Candle Light Dinner
"Hmmmm...main handphone saja dibatasi. Ok, fine." kata Calvin, melempar pandang kecewa ke arah CCTV.
Jose tertawa tertahan. Dia sudah terbiasa dengan aturan itu. Jam aktif gawai pasien hanya berlaku sampai pukul sembilan malam. Berani melanggar, suster siap menegur. CCTV terpasang di kamar rawat. Tim medis dapat mengawasi pasien dengan mudah.
"Nggak apa-apa...sesekali nggak usah one day one article." hibur Sivia.
Calvin gelisah. Ia jarang sekali absen menulis artikel. Terlebih sejak punya website sendiri. Sebuah website yang khusus meng-update IHSG dari hari ke hari.
Dicobanya berpikir positif. Sivia benar. Anggap saja ini waktunya mencharge otak dan pikiran. Setelah keluar dari rumah sakit, ia bisa menulis lagi.
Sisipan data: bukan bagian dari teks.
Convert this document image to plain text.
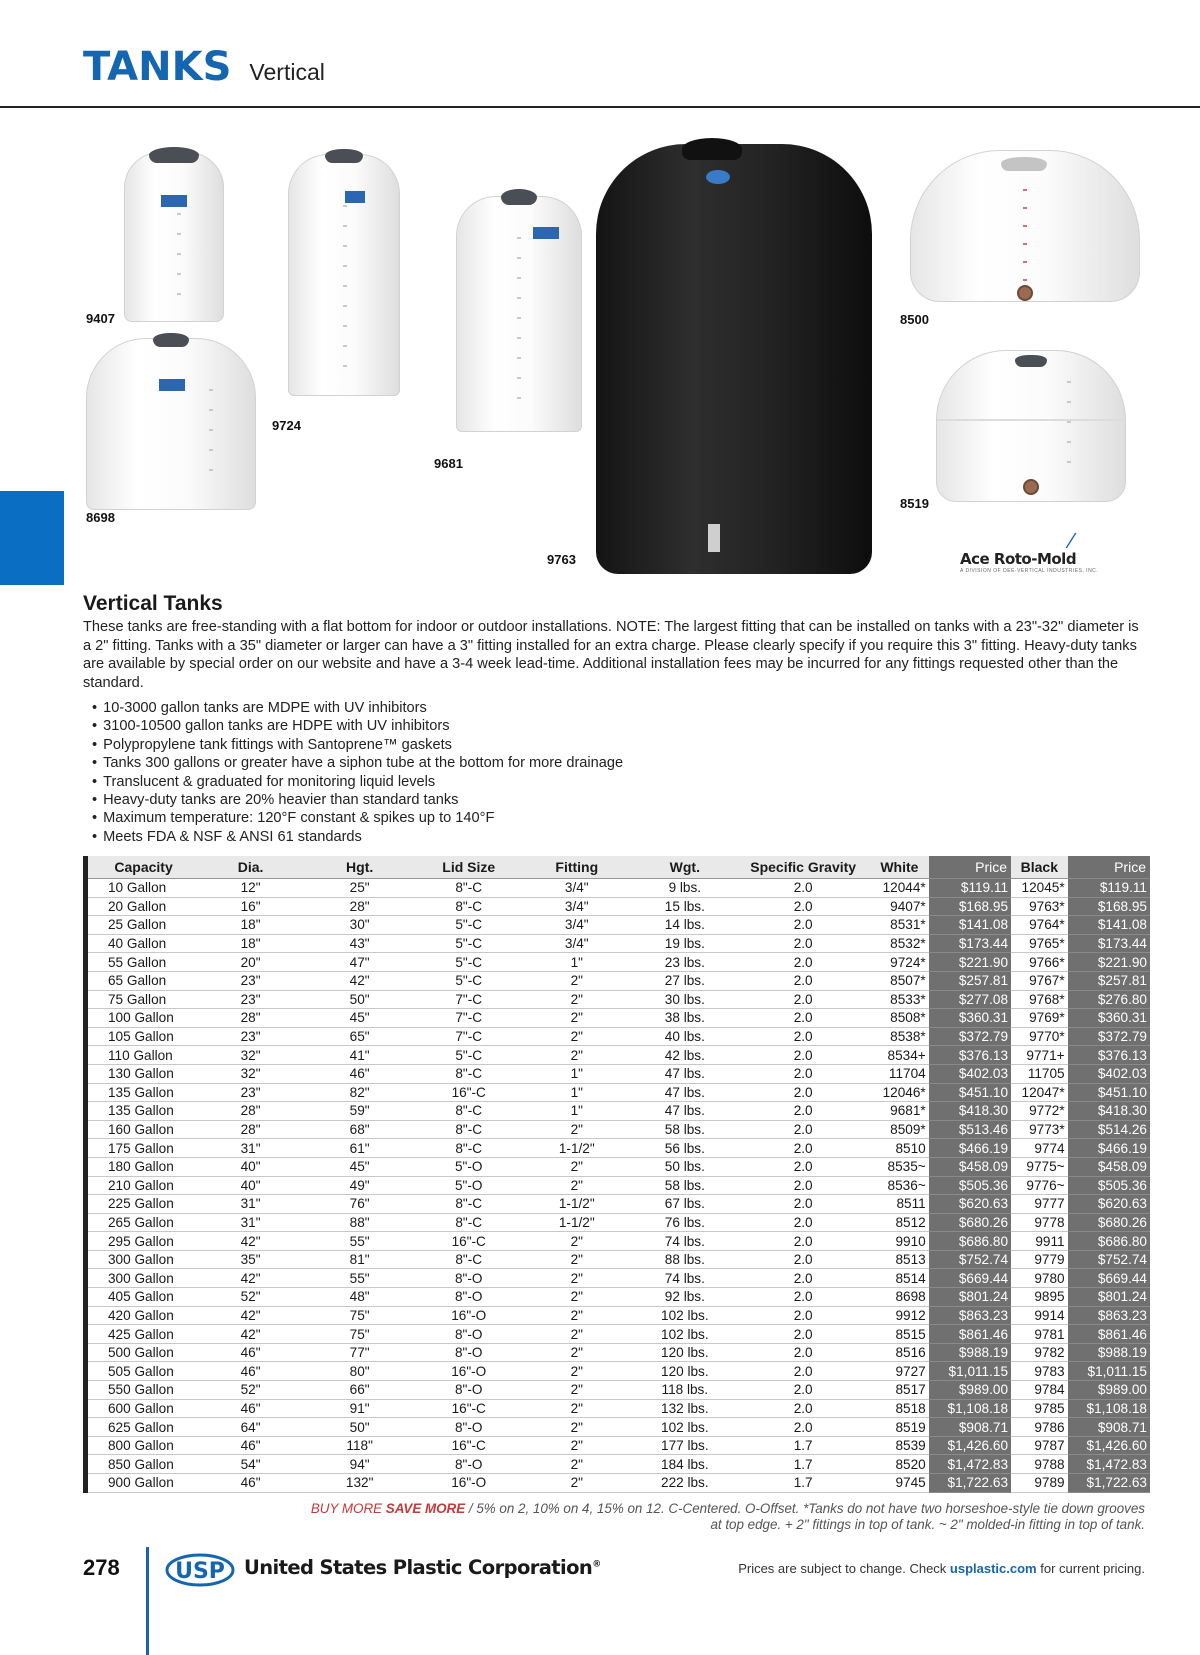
TANKS Vertical
9407
8698
9724
9681
9763
8500
8519
∕
Ace Roto-Mold
A DIVISION OF DEE-VERTICAL INDUSTRIES, INC.
Vertical Tanks

These tanks are free-standing with a flat bottom for indoor or outdoor installations. NOTE: The largest fitting that can be installed on tanks with a 23"-32" diameter is a 2" fitting. Tanks with a 35" diameter or larger can have a 3" fitting installed for an extra charge. Please clearly specify if you require this 3" fitting. Heavy-duty tanks are available by special order on our website and have a 3-4 week lead-time. Additional installation fees may be incurred for any fittings requested other than the standard.

• 10-3000 gallon tanks are MDPE with UV inhibitors
• 3100-10500 gallon tanks are HDPE with UV inhibitors
• Polypropylene tank fittings with Santoprene™ gaskets
• Tanks 300 gallons or greater have a siphon tube at the bottom for more drainage
• Translucent & graduated for monitoring liquid levels
• Heavy-duty tanks are 20% heavier than standard tanks
• Maximum temperature: 120°F constant & spikes up to 140°F
• Meets FDA & NSF & ANSI 61 standards
Capacity	Dia.	Hgt.	Lid Size	Fitting	Wgt.	Specific Gravity	White	Price	Black	Price
10 Gallon	12"	25"	8"-C	3/4"	9 lbs.	2.0	12044*	$119.11	12045*	$119.11
20 Gallon	16"	28"	8"-C	3/4"	15 lbs.	2.0	9407*	$168.95	9763*	$168.95
25 Gallon	18"	30"	5"-C	3/4"	14 lbs.	2.0	8531*	$141.08	9764*	$141.08
40 Gallon	18"	43"	5"-C	3/4"	19 lbs.	2.0	8532*	$173.44	9765*	$173.44
55 Gallon	20"	47"	5"-C	1"	23 lbs.	2.0	9724*	$221.90	9766*	$221.90
65 Gallon	23"	42"	5"-C	2"	27 lbs.	2.0	8507*	$257.81	9767*	$257.81
75 Gallon	23"	50"	7"-C	2"	30 lbs.	2.0	8533*	$277.08	9768*	$276.80
100 Gallon	28"	45"	7"-C	2"	38 lbs.	2.0	8508*	$360.31	9769*	$360.31
105 Gallon	23"	65"	7"-C	2"	40 lbs.	2.0	8538*	$372.79	9770*	$372.79
110 Gallon	32"	41"	5"-C	2"	42 lbs.	2.0	8534+	$376.13	9771+	$376.13
130 Gallon	32"	46"	8"-C	1"	47 lbs.	2.0	11704	$402.03	11705	$402.03
135 Gallon	23"	82"	16"-C	1"	47 lbs.	2.0	12046*	$451.10	12047*	$451.10
135 Gallon	28"	59"	8"-C	1"	47 lbs.	2.0	9681*	$418.30	9772*	$418.30
160 Gallon	28"	68"	8"-C	2"	58 lbs.	2.0	8509*	$513.46	9773*	$514.26
175 Gallon	31"	61"	8"-C	1-1/2"	56 lbs.	2.0	8510	$466.19	9774	$466.19
180 Gallon	40"	45"	5"-O	2"	50 lbs.	2.0	8535~	$458.09	9775~	$458.09
210 Gallon	40"	49"	5"-O	2"	58 lbs.	2.0	8536~	$505.36	9776~	$505.36
225 Gallon	31"	76"	8"-C	1-1/2"	67 lbs.	2.0	8511	$620.63	9777	$620.63
265 Gallon	31"	88"	8"-C	1-1/2"	76 lbs.	2.0	8512	$680.26	9778	$680.26
295 Gallon	42"	55"	16"-C	2"	74 lbs.	2.0	9910	$686.80	9911	$686.80
300 Gallon	35"	81"	8"-C	2"	88 lbs.	2.0	8513	$752.74	9779	$752.74
300 Gallon	42"	55"	8"-O	2"	74 lbs.	2.0	8514	$669.44	9780	$669.44
405 Gallon	52"	48"	8"-O	2"	92 lbs.	2.0	8698	$801.24	9895	$801.24
420 Gallon	42"	75"	16"-O	2"	102 lbs.	2.0	9912	$863.23	9914	$863.23
425 Gallon	42"	75"	8"-O	2"	102 lbs.	2.0	8515	$861.46	9781	$861.46
500 Gallon	46"	77"	8"-O	2"	120 lbs.	2.0	8516	$988.19	9782	$988.19
505 Gallon	46"	80"	16"-O	2"	120 lbs.	2.0	9727	$1,011.15	9783	$1,011.15
550 Gallon	52"	66"	8"-O	2"	118 lbs.	2.0	8517	$989.00	9784	$989.00
600 Gallon	46"	91"	16"-C	2"	132 lbs.	2.0	8518	$1,108.18	9785	$1,108.18
625 Gallon	64"	50"	8"-O	2"	102 lbs.	2.0	8519	$908.71	9786	$908.71
800 Gallon	46"	118"	16"-C	2"	177 lbs.	1.7	8539	$1,426.60	9787	$1,426.60
850 Gallon	54"	94"	8"-O	2"	184 lbs.	1.7	8520	$1,472.83	9788	$1,472.83
900 Gallon	46"	132"	16"-O	2"	222 lbs.	1.7	9745	$1,722.63	9789	$1,722.63
BUY MORE SAVE MORE / 5% on 2, 10% on 4, 15% on 12. C-Centered. O-Offset. *Tanks do not have two horseshoe-style tie down grooves at top edge. + 2" fittings in top of tank. ~ 2" molded-in fitting in top of tank.
278	USP United States Plastic Corporation®	Prices are subject to change. Check usplastic.com for current pricing.
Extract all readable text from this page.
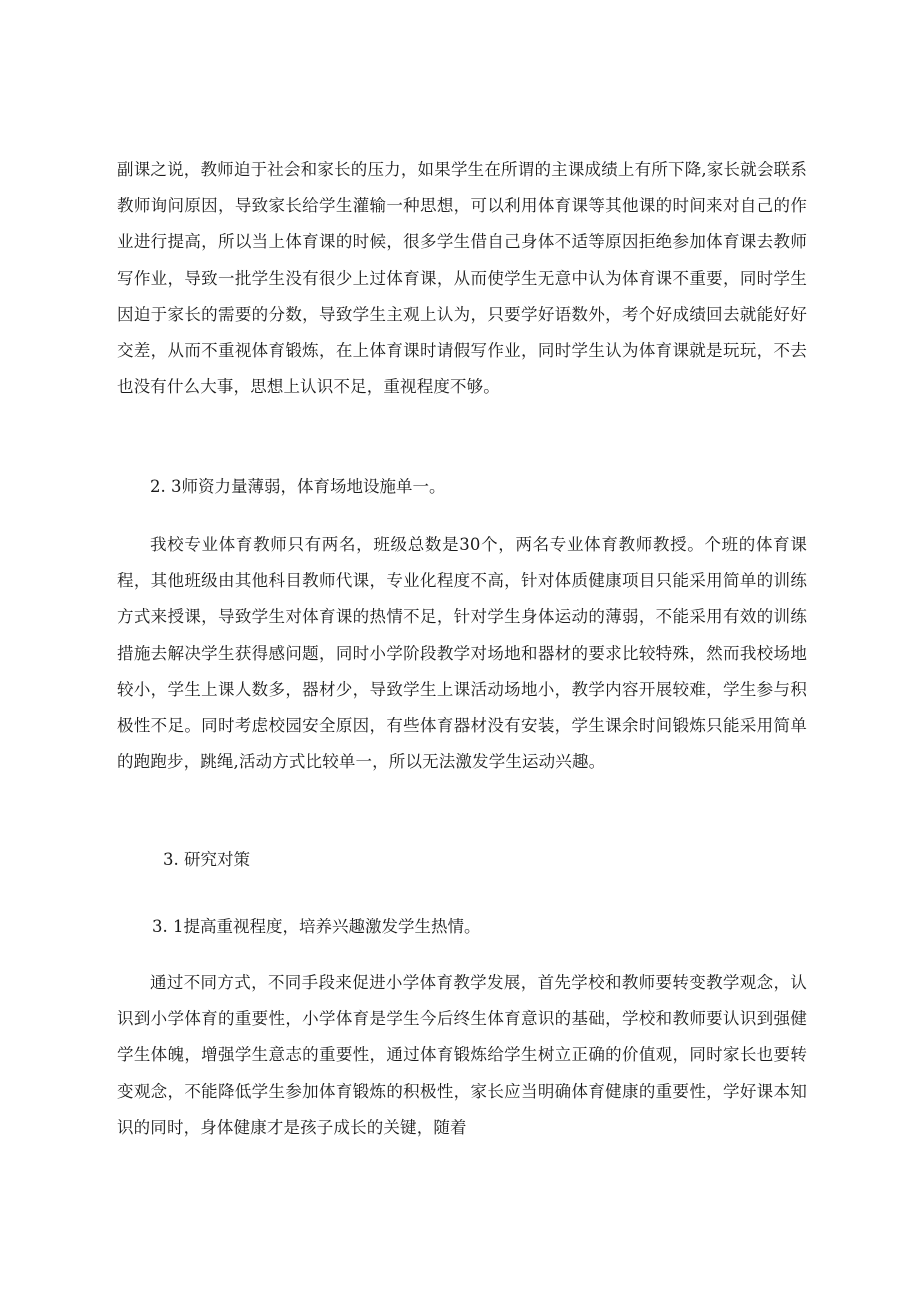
副课之说，教师迫于社会和家长的压力，如果学生在所谓的主课成绩上有所下降,家长就会联系教师询问原因，导致家长给学生灌输一种思想，可以利用体育课等其他课的时间来对自己的作业进行提高，所以当上体育课的时候，很多学生借自己身体不适等原因拒绝参加体育课去教师写作业，导致一批学生没有很少上过体育课，从而使学生无意中认为体育课不重要，同时学生因迫于家长的需要的分数，导致学生主观上认为，只要学好语数外，考个好成绩回去就能好好交差，从而不重视体育锻炼，在上体育课时请假写作业，同时学生认为体育课就是玩玩，不去也没有什么大事，思想上认识不足，重视程度不够。

2. 3师资力量薄弱，体育场地设施单一。

我校专业体育教师只有两名，班级总数是30个，两名专业体育教师教授。个班的体育课程，其他班级由其他科目教师代课，专业化程度不高，针对体质健康项目只能采用简单的训练方式来授课，导致学生对体育课的热情不足，针对学生身体运动的薄弱，不能采用有效的训练措施去解决学生获得感问题，同时小学阶段教学对场地和器材的要求比较特殊，然而我校场地较小，学生上课人数多，器材少，导致学生上课活动场地小，教学内容开展较难，学生参与积极性不足。同时考虑校园安全原因，有些体育器材没有安装，学生课余时间锻炼只能采用简单的跑跑步，跳绳,活动方式比较单一，所以无法激发学生运动兴趣。

3. 研究对策

3. 1提高重视程度，培养兴趣激发学生热情。

通过不同方式，不同手段来促进小学体育教学发展，首先学校和教师要转变教学观念，认识到小学体育的重要性，小学体育是学生今后终生体育意识的基础，学校和教师要认识到强健学生体魄，增强学生意志的重要性，通过体育锻炼给学生树立正确的价值观，同时家长也要转变观念，不能降低学生参加体育锻炼的积极性，家长应当明确体育健康的重要性，学好课本知识的同时，身体健康才是孩子成长的关键，随着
Berhari-hari dirawat di rumah sakit membuatnya bosan. Jose, Sivia, Alea, Adica, Rossie, Reinhard, Rinjani, Revan, Abi Assegaf, dan Ummi Adeline bergantian menjenguknya. Di antara mereka, hanya Jose, Alea, dan Sivia yang paling intens menemani. Malam ini Alea tidak bisa menemani di rumah sakit karena harus menjaga Arini.
Dalam hati Calvin salut pada Jose dan Alea. Mereka melupakan perseteruan demi menyesuaikan diri dengan situasi. Keduanya pun mampu berbagi tugas antara menunggui Calvin di rumah sakit dan mengurus Arini. Tak ada yang kekurangan perhatian. Tak ada yang merasa ditinggal sendirian.
Interkom rumah sakit berbunyi. Peringatan untuk penjenguk yang tidak memiliki kartu izin menginap di rumah sakit. Siapa pun yang tidak memiliki izin menginap di rumah sakit harus segera pergi. Pintu rumah sakit akan ditutup.
"Kalian sudah izin, kan?" tanya Calvin cemas.
Sivia dan Jose mengangguk. Calvin menghela napas berat. Menyentuh selang di tangan dan hidungnya dengan masygul.